The industrial, private, and regulatory sectors in the U.S. each have an interest in better assessing the impact of industrial sources on surrounding communities. In recent years, there has been considerable interest in the development of emerging sensor technology to help in these efforts. As technology improves, these emerging sensors are beginning to be sensitive enough to address criteria and other hazardous air pollutants (HAP), allowing such sensors to be used in comprehensive ambient air quality monitoring. This allows air quality data to be generated at much higher spatial and temporal resolution and considerably lower cost than those generated by traditional State or Local Air Monitoring Station (SLAMS) networks. However, lower cost often comes with the trade-off of lower data quality.

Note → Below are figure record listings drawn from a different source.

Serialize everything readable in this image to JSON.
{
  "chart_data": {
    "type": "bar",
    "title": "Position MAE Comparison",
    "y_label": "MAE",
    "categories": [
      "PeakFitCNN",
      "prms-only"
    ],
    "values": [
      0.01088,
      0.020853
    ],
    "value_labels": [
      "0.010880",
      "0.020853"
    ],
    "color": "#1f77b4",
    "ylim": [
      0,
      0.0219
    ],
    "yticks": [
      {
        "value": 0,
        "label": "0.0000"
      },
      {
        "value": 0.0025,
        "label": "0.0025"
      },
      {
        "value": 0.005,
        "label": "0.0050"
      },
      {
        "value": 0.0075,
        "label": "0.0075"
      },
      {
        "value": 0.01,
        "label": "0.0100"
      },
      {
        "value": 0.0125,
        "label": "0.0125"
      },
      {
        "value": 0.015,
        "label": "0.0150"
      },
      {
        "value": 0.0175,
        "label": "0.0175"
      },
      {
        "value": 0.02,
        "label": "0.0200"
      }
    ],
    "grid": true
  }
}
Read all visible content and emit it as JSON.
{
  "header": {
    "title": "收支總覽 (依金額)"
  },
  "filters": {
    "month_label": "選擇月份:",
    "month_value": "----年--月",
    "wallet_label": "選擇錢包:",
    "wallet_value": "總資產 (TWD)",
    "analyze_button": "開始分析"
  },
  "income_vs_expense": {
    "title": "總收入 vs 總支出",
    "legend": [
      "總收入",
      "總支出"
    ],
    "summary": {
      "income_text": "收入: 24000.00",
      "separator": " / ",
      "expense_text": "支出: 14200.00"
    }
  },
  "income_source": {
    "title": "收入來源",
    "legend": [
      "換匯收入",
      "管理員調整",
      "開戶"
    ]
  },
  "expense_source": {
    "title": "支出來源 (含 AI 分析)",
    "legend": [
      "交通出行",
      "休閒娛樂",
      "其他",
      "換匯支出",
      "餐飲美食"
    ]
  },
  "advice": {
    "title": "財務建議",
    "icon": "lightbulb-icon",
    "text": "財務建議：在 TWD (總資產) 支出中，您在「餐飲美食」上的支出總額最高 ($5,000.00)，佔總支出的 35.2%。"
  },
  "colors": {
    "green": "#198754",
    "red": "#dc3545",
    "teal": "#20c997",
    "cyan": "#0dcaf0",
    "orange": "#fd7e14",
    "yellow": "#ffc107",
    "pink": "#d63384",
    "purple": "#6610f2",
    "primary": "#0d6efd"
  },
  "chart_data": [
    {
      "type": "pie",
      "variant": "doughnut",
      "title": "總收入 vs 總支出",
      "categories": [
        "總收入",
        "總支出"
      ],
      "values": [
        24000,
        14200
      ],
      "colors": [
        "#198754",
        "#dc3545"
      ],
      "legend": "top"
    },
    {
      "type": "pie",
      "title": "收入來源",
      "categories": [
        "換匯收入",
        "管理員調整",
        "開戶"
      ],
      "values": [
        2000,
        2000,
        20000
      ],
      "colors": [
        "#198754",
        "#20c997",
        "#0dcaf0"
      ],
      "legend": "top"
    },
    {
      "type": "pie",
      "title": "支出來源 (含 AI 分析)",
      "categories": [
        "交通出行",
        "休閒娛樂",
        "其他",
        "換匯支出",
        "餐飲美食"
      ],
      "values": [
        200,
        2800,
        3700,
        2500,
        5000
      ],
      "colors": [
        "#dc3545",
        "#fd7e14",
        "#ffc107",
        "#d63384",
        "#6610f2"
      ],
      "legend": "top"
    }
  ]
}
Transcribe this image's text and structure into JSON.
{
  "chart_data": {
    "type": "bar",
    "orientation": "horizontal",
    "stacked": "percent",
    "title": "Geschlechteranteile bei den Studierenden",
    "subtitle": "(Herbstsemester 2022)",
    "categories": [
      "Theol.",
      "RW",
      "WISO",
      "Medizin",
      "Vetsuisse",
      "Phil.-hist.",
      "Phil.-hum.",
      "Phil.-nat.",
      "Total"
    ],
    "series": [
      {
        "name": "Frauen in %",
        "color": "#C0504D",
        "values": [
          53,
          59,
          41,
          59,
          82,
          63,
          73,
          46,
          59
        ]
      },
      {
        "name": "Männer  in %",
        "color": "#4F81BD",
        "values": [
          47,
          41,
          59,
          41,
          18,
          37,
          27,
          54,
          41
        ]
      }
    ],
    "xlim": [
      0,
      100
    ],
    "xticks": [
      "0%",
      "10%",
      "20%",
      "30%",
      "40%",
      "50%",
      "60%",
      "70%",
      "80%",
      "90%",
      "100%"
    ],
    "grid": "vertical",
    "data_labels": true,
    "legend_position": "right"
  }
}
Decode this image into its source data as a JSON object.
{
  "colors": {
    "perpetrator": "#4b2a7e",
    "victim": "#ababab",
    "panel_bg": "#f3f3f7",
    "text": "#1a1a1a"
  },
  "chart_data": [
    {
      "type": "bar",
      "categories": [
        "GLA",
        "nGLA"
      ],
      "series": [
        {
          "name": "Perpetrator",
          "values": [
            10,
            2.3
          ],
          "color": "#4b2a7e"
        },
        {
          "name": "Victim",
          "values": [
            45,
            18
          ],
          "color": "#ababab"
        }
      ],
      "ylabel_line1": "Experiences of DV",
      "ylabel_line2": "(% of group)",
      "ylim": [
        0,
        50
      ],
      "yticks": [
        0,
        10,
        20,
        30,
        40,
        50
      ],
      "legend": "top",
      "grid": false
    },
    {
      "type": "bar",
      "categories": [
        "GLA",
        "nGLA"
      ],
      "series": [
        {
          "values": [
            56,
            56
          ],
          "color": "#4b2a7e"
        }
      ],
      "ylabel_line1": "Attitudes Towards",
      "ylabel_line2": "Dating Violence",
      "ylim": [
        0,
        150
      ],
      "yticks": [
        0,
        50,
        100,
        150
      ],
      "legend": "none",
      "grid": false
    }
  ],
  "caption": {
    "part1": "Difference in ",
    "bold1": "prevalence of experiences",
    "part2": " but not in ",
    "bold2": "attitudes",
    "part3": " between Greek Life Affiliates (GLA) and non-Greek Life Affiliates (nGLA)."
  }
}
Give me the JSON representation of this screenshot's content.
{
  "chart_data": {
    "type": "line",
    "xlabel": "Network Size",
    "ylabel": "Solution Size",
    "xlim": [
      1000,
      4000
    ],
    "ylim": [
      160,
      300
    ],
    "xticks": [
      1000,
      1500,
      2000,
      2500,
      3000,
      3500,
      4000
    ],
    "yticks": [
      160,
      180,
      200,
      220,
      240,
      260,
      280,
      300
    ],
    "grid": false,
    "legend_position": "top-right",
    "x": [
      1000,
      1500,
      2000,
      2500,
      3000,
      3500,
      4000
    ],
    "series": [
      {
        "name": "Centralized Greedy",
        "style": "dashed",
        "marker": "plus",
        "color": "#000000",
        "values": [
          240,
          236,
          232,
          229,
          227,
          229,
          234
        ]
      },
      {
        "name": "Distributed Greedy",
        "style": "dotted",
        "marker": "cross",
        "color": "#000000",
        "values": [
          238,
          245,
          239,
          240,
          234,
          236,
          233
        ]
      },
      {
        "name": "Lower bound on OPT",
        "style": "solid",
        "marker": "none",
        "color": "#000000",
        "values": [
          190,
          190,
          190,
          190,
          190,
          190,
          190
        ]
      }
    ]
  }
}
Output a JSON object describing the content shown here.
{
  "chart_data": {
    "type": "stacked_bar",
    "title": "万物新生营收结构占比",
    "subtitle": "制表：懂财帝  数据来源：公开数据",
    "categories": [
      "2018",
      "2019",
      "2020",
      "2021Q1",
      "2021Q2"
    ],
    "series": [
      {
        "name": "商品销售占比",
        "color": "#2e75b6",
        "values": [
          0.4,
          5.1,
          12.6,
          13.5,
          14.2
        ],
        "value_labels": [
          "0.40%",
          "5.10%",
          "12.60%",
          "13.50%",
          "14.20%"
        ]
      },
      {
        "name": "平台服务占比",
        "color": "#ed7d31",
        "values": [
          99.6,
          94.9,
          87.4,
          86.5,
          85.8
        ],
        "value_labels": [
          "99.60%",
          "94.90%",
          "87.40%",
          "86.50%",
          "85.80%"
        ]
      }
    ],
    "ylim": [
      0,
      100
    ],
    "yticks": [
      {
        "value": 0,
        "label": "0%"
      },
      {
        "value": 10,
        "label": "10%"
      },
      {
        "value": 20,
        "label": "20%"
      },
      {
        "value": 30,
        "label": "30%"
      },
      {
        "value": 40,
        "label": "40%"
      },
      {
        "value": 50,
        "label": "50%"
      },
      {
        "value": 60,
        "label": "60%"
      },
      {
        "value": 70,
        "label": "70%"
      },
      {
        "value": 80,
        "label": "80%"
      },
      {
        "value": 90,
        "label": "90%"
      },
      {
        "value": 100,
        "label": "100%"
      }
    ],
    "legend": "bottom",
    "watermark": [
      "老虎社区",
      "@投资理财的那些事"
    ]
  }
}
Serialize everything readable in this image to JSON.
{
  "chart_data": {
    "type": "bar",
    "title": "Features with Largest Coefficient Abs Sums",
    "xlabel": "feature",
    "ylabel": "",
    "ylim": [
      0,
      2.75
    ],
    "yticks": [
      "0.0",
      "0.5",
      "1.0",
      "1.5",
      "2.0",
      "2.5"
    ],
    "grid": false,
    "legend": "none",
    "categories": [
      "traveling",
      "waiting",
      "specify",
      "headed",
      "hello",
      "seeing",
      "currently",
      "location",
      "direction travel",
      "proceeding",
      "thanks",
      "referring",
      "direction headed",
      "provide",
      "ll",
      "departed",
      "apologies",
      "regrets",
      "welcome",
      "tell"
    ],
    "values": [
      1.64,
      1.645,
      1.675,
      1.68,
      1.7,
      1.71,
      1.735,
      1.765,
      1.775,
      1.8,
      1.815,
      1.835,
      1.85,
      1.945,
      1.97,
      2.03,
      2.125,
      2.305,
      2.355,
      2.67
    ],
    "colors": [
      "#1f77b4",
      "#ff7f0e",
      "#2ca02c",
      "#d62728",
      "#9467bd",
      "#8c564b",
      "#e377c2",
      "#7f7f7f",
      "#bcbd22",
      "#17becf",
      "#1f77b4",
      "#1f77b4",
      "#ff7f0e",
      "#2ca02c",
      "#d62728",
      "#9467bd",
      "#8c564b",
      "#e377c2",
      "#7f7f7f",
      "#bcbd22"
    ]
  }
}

Lower data quality is not acceptable in applications where the results of the measurements are ultimately used to show compliance with National Ambient Air Quality Standards (NAAQS). However, there are other applications where a less rigorous approach would be acceptable. Such applications can involve source identification, back-trajectory modeling, and source apportionment, which are all vital parts of the U.S. Environmental Protection Agency’s Next Generation Emissions Monitoring (NGEM) efforts. These efforts represent the confluence of measurement with data analytics, aiming to positively identify sources and quantify their impact using emerging sensor technologies deployed in dense networks around or within facility boundaries.
This paper introduces NGEM concepts and discusses the influence of project objectives on application data quality needs. Source identification approaches based on emerging sensor technologies will be presented along with challenges in the quality assurance of these systems.